1. The problem statement, all variables and given/known data
Check the statement is true or false:
Let $\mathcal{A} : \mathbb{R^3}\rightarrow \mathbb{R^4}$ be a linear operator.
If the minimum rank of $\mathcal{A}$ is $2$, than the maximum defect is $1$.

2. Relevant equations
-Linear transformations

3. The attempt at a solution
Assume that $\mathcal{A}$ is a matrix of order $3$. If the maximum rank of a matrix is two, then number of defects (linearly dependent vectors) is $1$.
Thus, the statement is true.

Is this correct?

2. Dec 6, 2015

### Staff: Mentor

Since $A :\mathbb{R}^3 \to \mathbb{R}^4$, you can say something more about the matrix of this transformation. I.e., how many rows and how many columns.
I've never seen this terminology -- number of defects -- before.
What do you mean by "linearly dependent vectors"? Are you talking about column vectors in the matrix or row vectors in the matrix. Please elaborate on what you mean by "linearly dependent vectors".

3. Dec 6, 2015

### gruba

Defect (of a matrix) is linearly dependent column vector.
In terms of a linear transformation (operator), rank is defined as a dimension of an image of that operator.
I am not sure what is the definition of defect in terms of linear operators, that is why I made assumption of matrix.

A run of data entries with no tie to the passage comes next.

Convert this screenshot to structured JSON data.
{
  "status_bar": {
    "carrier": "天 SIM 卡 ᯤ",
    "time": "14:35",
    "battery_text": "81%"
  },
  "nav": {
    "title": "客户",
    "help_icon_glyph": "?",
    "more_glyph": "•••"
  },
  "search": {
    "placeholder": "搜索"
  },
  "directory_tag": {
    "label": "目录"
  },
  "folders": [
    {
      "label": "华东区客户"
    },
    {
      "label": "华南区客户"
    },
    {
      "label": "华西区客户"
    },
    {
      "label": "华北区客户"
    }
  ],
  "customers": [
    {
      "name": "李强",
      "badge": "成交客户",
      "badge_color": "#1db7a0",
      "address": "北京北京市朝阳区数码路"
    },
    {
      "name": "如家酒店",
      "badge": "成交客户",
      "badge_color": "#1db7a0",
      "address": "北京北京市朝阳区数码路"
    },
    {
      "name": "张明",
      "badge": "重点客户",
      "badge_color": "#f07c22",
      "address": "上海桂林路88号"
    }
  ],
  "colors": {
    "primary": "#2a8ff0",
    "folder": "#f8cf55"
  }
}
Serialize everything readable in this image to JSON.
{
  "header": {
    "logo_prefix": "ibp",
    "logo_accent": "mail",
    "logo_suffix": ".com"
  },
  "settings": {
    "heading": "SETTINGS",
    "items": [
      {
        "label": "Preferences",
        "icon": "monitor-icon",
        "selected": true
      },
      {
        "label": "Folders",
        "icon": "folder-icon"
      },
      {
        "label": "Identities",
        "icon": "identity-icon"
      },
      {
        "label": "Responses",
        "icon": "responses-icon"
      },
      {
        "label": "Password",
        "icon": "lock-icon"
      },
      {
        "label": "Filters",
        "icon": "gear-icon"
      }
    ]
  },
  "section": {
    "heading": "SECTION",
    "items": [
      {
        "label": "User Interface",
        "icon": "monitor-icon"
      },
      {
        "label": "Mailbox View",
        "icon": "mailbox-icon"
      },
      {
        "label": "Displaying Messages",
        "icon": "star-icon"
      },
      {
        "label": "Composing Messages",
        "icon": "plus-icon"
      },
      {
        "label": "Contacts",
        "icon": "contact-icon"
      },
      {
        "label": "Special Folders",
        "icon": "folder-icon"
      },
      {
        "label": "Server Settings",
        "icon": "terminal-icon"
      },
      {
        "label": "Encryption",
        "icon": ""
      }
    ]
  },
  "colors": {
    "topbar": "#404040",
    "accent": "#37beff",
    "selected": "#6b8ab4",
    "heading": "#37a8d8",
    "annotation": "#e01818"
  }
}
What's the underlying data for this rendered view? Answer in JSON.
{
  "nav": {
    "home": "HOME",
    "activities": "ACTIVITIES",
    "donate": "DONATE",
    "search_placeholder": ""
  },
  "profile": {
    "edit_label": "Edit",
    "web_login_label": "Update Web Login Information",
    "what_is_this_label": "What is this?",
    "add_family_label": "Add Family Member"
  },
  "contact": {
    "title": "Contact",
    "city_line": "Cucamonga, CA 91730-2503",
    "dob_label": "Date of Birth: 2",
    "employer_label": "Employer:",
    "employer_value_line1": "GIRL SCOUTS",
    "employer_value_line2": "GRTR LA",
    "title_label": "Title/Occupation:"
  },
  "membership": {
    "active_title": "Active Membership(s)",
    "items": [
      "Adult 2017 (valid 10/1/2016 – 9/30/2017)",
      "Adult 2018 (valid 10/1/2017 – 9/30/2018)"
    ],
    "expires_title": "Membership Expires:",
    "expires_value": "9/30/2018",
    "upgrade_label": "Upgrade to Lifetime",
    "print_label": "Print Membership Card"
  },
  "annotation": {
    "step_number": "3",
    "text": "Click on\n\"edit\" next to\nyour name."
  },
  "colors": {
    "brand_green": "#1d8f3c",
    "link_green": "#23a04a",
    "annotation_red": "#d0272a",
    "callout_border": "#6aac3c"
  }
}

Again, it depends how would you reduce the matrix in echelon form (row or column).

4. Dec 6, 2015

### Staff: Mentor

I always do row-echelon form or reduced row-echelon form (RREF).

You haven't said what the dimensions of the matrix of A are...

5. Dec 6, 2015

### gruba

If you do RREF, then you would count dependent column vectors (defects).
I think that dimensions of a matrix of linear operator $\mathcal{A}$ is $3\times 3$.

6. Dec 6, 2015

### Staff: Mentor

No. A is a map from $\mathbb{R}^3$ to $\mathbb{R}^4$, so the matrix for A can't possibly be 3 x 3.